Book #39
“I knew I had fallen in love with Lolita forever; but I also knew that she would not be forever Lolita.” — Vladimir Nabokov, Lolita
I don’t know if I’ve read any book in the past two years that tested me the way Lolita did. I’ve put off reading Lolita for years, because I couldn’t deal with the subject matter. Last year, I picked it up in a bookstore and read the first page and Nabokov’s style mesmerized me. It was another couple of months until I bought it, and another month still before I started reading. I have finished quite a number of books while continuing Lolita, mainly because I couldn’t read more than a few pages at a time. I also didn’t want to put it down and lose Nabokov’s incredible words.
“Teachers of Literature are apt to think up such problems as “What is the author’s purpose?” or still worse “What is the guy trying to say?” Now, I happen to be the kind of author who in starting to work on a book has no other purpose than to get rid of that book and who, when asked to explain its origin and growth, has to rely on such ancient terms as Interreaction of Inspiration and Combination — which, I admit, sounds like a conjurer explaining one trick by performing another.” — Vladimir Nabokov
I found the little afterword by Nabokov very enlightening. It’s a welcome look into the writer’s mind. Everyone knows what Lolita is about. I don’t have to summarize it. What I’m trying to grapple with are my thoughts on the book and how it made me feel.
I’m sure everyone is disturbed by pedophiles. But the idea especially disturbed me, from a young age. Think about it — how many children of 12 or 13 watch movies nowadays and fantasize or admire men in their late 30’s or 40’s? I remember the jolt I got when I realized that Brad Pitt was my mother’s age. I was about fifteen, I think. When viewed in respect to things like this Lolita is even more frightening. That’s where Nabokov came from, as well. Humbert describes himself as a handsome man bearing a striking resemblance to an actor Dolores (Lolita) admires.
“I am neither a reader nor a writer of didactic fiction, and, despite John Ray’s assertion, Lolita has no moral in tow. For me a work of fiction exists only insofar as it affords me what I shall bluntly call aesthetic bliss, that is a sense of being somehow, somewhere, connectd with other states of being where art (curiosity, tenderness, kindness, ecstasy) is the norm. There are not many such books. All the rest is either topical trash or what some call the Literature of Ideas, which very often is topical trash coming in huge blocks of plaster that are carefully transmitted from age to age until somebody comes along with a hammar and takes a good crack at Balzac, at Gorki, at Mann.” — Vladimir Nabokov
On some level, that’s one of the things that makes Lolita such a jarring novel — you read it, and you cannot find a moral string to tie everything up neatly. And it is definitely, definitely true that reading Lolita is succumbing to aesthetic bliss.

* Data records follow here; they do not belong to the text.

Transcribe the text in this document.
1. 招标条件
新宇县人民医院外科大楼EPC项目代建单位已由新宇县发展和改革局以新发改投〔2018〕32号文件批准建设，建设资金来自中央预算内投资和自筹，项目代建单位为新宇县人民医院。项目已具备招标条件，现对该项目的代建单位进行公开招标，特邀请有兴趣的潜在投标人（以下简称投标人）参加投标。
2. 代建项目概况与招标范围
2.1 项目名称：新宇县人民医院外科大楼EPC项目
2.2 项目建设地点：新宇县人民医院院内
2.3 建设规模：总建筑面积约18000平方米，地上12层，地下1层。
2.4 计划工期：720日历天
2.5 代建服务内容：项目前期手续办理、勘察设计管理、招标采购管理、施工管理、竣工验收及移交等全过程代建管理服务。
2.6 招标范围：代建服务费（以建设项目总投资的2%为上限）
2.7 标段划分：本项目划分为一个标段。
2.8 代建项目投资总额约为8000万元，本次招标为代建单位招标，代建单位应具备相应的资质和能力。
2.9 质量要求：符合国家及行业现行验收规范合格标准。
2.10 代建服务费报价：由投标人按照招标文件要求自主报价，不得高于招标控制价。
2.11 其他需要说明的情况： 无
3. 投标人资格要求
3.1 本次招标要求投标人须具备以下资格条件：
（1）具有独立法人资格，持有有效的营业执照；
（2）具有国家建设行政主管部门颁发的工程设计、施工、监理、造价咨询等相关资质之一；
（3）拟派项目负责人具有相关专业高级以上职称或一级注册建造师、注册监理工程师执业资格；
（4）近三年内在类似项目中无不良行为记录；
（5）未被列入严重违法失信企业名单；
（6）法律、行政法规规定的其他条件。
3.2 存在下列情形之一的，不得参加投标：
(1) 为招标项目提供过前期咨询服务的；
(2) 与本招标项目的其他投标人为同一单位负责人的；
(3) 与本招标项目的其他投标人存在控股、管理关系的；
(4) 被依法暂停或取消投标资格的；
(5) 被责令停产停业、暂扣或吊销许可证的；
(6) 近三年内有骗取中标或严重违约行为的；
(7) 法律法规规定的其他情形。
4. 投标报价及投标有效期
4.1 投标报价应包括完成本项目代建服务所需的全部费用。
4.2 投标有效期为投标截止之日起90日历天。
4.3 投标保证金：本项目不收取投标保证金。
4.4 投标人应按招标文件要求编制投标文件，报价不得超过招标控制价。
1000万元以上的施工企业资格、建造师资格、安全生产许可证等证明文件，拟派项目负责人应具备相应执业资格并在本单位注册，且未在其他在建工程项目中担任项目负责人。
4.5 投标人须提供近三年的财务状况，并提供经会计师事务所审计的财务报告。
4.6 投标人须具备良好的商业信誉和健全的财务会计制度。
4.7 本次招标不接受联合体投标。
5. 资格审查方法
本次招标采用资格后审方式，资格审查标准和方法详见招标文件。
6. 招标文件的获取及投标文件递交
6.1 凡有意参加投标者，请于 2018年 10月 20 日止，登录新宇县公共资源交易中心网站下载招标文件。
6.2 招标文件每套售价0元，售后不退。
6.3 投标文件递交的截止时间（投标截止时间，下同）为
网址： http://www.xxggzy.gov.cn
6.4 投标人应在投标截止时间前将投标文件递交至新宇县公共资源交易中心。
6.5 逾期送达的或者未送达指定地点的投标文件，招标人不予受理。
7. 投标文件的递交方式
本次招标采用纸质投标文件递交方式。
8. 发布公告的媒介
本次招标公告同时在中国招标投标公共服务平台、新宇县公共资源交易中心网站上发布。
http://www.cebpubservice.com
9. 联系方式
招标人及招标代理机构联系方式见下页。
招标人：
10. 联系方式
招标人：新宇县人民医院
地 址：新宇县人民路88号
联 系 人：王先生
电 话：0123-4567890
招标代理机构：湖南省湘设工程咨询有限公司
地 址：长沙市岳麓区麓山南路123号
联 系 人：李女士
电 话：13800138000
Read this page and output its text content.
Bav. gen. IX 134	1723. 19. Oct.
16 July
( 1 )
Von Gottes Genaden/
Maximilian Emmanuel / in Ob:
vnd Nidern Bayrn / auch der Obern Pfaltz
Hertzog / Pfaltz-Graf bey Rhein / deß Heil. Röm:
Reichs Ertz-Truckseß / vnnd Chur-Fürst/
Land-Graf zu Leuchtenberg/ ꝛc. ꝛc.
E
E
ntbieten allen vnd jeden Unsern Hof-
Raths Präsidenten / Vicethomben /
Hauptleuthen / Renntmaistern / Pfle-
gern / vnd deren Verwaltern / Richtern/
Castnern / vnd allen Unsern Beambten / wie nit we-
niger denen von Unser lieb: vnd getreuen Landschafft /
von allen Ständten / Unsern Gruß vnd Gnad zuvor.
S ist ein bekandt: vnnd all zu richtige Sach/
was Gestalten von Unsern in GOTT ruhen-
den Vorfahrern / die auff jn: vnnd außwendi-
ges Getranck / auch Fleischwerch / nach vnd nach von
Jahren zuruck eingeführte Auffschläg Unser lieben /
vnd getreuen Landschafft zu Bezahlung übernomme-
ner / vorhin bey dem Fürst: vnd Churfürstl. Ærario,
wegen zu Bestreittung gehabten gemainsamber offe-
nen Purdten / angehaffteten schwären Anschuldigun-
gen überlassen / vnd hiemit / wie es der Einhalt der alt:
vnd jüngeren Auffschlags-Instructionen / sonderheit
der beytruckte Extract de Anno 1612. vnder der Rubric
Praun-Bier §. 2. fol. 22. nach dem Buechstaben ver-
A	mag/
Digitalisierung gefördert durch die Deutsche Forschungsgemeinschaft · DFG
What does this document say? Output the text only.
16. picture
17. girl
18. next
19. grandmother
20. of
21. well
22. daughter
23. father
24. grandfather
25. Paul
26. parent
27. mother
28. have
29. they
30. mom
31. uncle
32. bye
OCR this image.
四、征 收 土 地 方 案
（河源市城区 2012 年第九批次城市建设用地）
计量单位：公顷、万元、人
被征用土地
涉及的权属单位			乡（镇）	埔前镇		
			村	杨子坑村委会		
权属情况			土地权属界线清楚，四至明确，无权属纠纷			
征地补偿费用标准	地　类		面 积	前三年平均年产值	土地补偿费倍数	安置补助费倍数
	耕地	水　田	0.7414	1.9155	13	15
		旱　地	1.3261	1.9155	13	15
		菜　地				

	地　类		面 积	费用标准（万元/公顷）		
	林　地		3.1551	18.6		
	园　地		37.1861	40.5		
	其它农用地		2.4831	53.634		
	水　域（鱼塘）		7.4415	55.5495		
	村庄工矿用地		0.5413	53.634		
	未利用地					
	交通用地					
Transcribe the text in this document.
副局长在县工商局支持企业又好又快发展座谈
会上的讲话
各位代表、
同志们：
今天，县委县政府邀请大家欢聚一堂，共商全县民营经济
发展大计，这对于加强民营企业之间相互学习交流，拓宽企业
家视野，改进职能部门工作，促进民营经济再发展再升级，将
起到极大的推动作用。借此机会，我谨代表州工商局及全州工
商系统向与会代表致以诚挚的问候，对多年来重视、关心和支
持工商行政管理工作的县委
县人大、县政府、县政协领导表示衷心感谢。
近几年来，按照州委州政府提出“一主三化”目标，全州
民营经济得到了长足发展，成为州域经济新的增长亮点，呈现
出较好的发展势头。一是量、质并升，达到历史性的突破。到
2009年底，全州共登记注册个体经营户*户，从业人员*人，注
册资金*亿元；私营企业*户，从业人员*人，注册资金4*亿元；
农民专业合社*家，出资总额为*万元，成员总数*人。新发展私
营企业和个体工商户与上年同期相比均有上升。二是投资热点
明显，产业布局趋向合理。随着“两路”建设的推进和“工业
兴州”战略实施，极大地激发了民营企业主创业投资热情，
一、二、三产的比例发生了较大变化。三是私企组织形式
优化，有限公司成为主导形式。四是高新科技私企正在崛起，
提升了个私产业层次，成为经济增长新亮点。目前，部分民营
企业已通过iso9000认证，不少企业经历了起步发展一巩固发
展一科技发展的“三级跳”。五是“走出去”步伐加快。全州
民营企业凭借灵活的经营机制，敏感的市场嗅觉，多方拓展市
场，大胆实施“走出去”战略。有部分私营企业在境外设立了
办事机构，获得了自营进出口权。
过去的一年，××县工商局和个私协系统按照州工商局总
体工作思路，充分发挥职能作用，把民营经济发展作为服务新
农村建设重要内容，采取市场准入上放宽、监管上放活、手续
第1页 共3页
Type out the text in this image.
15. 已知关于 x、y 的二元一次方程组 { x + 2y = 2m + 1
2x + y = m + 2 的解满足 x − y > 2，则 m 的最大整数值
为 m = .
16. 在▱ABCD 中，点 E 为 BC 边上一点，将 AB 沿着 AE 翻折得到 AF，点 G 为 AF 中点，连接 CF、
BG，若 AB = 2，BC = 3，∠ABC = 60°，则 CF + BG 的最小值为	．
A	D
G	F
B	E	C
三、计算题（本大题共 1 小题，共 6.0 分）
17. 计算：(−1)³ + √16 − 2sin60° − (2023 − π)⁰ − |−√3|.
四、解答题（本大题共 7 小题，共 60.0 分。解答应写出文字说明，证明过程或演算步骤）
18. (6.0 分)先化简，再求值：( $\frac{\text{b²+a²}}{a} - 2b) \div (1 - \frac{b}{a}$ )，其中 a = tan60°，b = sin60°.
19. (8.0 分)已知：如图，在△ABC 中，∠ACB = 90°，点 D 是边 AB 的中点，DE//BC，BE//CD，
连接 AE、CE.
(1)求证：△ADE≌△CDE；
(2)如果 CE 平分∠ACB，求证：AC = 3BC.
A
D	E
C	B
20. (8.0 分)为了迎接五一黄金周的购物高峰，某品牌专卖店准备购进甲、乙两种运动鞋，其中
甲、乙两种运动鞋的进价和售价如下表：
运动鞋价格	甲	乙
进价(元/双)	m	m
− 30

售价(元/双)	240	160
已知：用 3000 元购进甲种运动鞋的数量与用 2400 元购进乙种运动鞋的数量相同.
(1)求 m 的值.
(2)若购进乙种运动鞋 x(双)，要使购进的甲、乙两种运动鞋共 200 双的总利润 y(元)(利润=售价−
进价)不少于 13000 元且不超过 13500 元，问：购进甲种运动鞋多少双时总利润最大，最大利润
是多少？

“After Olympia Press, in Paris, published the book, an American critic suggested that Lolita was the record of my love affair with the romantic novel. The substitution of “english language” for “romantic novel” would make this elegant formula more correct.” — Vladimir Nabokov
I would not have read this novel had it not been for Nabokov’s irresistible mastery of the English language. You may dispute this, but in my mind I don’t know if I have ever read a writer more talented, or one whose style is so exquisite. There are many, many instances when I just sat, open-mouthed, at his ability. I think it a strange thing for one to say they loved
Lolita, but I did. It’s not only that Nabokov is talented, which he very clearly is. It’s that his prose speaks to me. There are other writers whose style I very much love (Orwell, for instance) and who I rank amongst my favourites. But Nabokov is different. It feels like he distilled language, and if you were to look for the essence of the English language, you would find it in his words.